Mas esse ambiente de criações não está a serviço apenas do campo estético. O que está em jogo é a possibilidade narrativa de cada plano de Vitalina Varela, onde nunca se abriga um corte sem que nele se encerre um gesto ulterior. A narrativa dos planos geralmente é a da travessia, personagens que cruzam a tela de um canto a outro ou percorrem seu centro, se esgueiram pelas beiradas, se arrastam do escuro para a luz, etc. Quando filma diálogos, a narrativa do plano se atém a movimentações macroscopicamente dramáticas. O melhor exemplo deve ser o da personagem que, após acender um cigarro com uma vela ao falecido, aparece no plano seguinte iluminada por um círculo de luz na porta. Ao abandonar a tentativa de conversa com o seu noivo, que logo invade o canto do plano, ela transita para o escuro, deixando a luz pendurada na porta solitária. E o plano só vai cortar quando Vitalina fecha a porta de casa, deixando os problemas conjugais dos outros para fora do barraco (ou seja, para fora do enquadramento). 
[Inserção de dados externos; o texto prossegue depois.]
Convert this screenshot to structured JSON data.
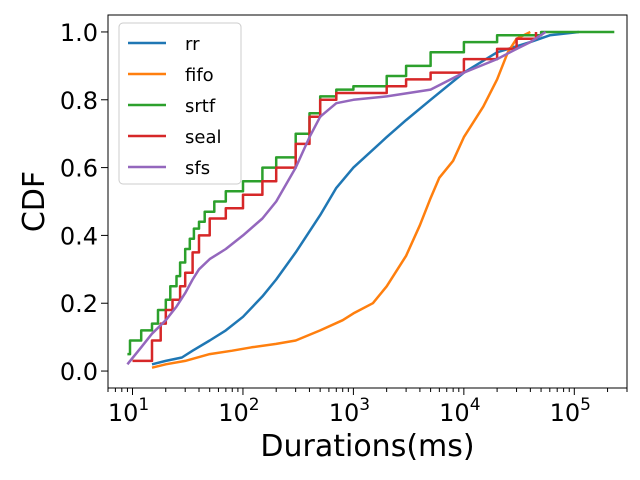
{
  "chart_data": {
    "type": "line",
    "xlabel": "Durations(ms)",
    "ylabel": "CDF",
    "xscale": "log",
    "xlim": [
      6,
      300000
    ],
    "ylim": [
      -0.05,
      1.05
    ],
    "xticks": [
      {
        "value": 10,
        "base": "10",
        "exp": "1"
      },
      {
        "value": 100,
        "base": "10",
        "exp": "2"
      },
      {
        "value": 1000,
        "base": "10",
        "exp": "3"
      },
      {
        "value": 10000,
        "base": "10",
        "exp": "4"
      },
      {
        "value": 100000,
        "base": "10",
        "exp": "5"
      }
    ],
    "yticks": [
      {
        "value": 0.0,
        "label": "0.0"
      },
      {
        "value": 0.2,
        "label": "0.2"
      },
      {
        "value": 0.4,
        "label": "0.4"
      },
      {
        "value": 0.6,
        "label": "0.6"
      },
      {
        "value": 0.8,
        "label": "0.8"
      },
      {
        "value": 1.0,
        "label": "1.0"
      }
    ],
    "grid": false,
    "legend": "top-left",
    "series": [
      {
        "name": "rr",
        "color": "#1f77b4",
        "step": false,
        "x": [
          15,
          20,
          28,
          35,
          50,
          70,
          100,
          150,
          200,
          300,
          500,
          700,
          1000,
          2000,
          3000,
          5000,
          10000,
          20000,
          40000,
          60000,
          110000
        ],
        "y": [
          0.02,
          0.03,
          0.04,
          0.06,
          0.09,
          0.12,
          0.16,
          0.22,
          0.27,
          0.35,
          0.46,
          0.54,
          0.6,
          0.69,
          0.74,
          0.8,
          0.88,
          0.94,
          0.97,
          0.99,
          1.0
        ]
      },
      {
        "name": "fifo",
        "color": "#ff7f0e",
        "step": false,
        "x": [
          15,
          20,
          30,
          50,
          80,
          120,
          200,
          300,
          500,
          800,
          1000,
          1500,
          2000,
          3000,
          4000,
          5000,
          6000,
          8000,
          10000,
          15000,
          20000,
          25000,
          30000,
          40000
        ],
        "y": [
          0.01,
          0.02,
          0.03,
          0.05,
          0.06,
          0.07,
          0.08,
          0.09,
          0.12,
          0.15,
          0.17,
          0.2,
          0.25,
          0.34,
          0.43,
          0.51,
          0.57,
          0.62,
          0.69,
          0.78,
          0.86,
          0.94,
          0.98,
          1.0
        ]
      },
      {
        "name": "srtf",
        "color": "#2ca02c",
        "step": true,
        "x": [
          9,
          9.5,
          12,
          15,
          17,
          20,
          22,
          25,
          27,
          30,
          33,
          36,
          40,
          45,
          55,
          70,
          100,
          150,
          200,
          300,
          400,
          500,
          700,
          1000,
          2000,
          3000,
          5000,
          10000,
          20000,
          50000,
          100000,
          230000
        ],
        "y": [
          0.05,
          0.09,
          0.12,
          0.14,
          0.18,
          0.21,
          0.25,
          0.28,
          0.32,
          0.36,
          0.39,
          0.42,
          0.44,
          0.47,
          0.5,
          0.53,
          0.56,
          0.6,
          0.63,
          0.7,
          0.76,
          0.81,
          0.83,
          0.84,
          0.87,
          0.9,
          0.94,
          0.97,
          0.99,
          1.0,
          1.0,
          1.0
        ]
      },
      {
        "name": "seal",
        "color": "#d62728",
        "step": true,
        "x": [
          10,
          15,
          18,
          20,
          23,
          27,
          30,
          35,
          40,
          50,
          70,
          100,
          150,
          200,
          300,
          400,
          500,
          700,
          1000,
          2000,
          3000,
          5000,
          10000,
          20000,
          30000,
          45000
        ],
        "y": [
          0.03,
          0.09,
          0.14,
          0.18,
          0.21,
          0.25,
          0.29,
          0.35,
          0.4,
          0.45,
          0.48,
          0.52,
          0.56,
          0.6,
          0.67,
          0.75,
          0.8,
          0.82,
          0.82,
          0.84,
          0.86,
          0.88,
          0.92,
          0.95,
          0.98,
          1.0
        ]
      },
      {
        "name": "sfs",
        "color": "#9467bd",
        "step": false,
        "x": [
          9,
          12,
          15,
          20,
          25,
          30,
          35,
          40,
          50,
          70,
          100,
          150,
          200,
          300,
          400,
          500,
          700,
          1000,
          2000,
          5000,
          10000,
          20000,
          30000,
          40000,
          55000
        ],
        "y": [
          0.02,
          0.07,
          0.11,
          0.15,
          0.19,
          0.23,
          0.27,
          0.3,
          0.33,
          0.36,
          0.4,
          0.45,
          0.5,
          0.6,
          0.69,
          0.75,
          0.79,
          0.8,
          0.81,
          0.83,
          0.88,
          0.92,
          0.95,
          0.97,
          1.0
        ]
      }
    ]
  }
}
A estrutura que permite com que cada plano tenha sua narrativa é também uma estrutura de tensão. Depois de um tempo começa a ficar claro que a imagem não vai cortar antes que o personagem encerre um gesto, parte do que torna a experiência constantemente engajada com cada ação em cena. Sendo Vitalina Varela circundado pela necessidade de expurgo de sua intérprete, é condizente que o estado das coisas seja o da apreensão. Como explica o Padre, em um de seus breves momentos de ciência, “o medo também leva ao céu

Vitalina, apesar de não estar em busca de salvação, utiliza-se do medo como uma forma de exorcismo do barraco do marido morto.  Que outra forma de enfrentar um espaço que se decidiu assaltar, senão pela exposição de todos os sentimentos que a perpassam dentro daqueles assombrosos limites? Ela esclarece às paredes que não perdoa o morto, ao mesmo tempo em que resguarda suas memórias e compreende suas mentiras. Também teme a queda do telhado enquanto deixa que os tijolos lhe caiam na cabeça, não aceita falar o português enquanto lê as tiras de jornal coladas pela cozinha. Por estar a par de suas contradições e feiuras, por insistir ser parte de sua insalubridade e reconhecer esse lugar que não lhe pertence como terreno de conquistas, Vitalina vence o barraco para si. Uma colonização individual que carrega toda a violência da palavra.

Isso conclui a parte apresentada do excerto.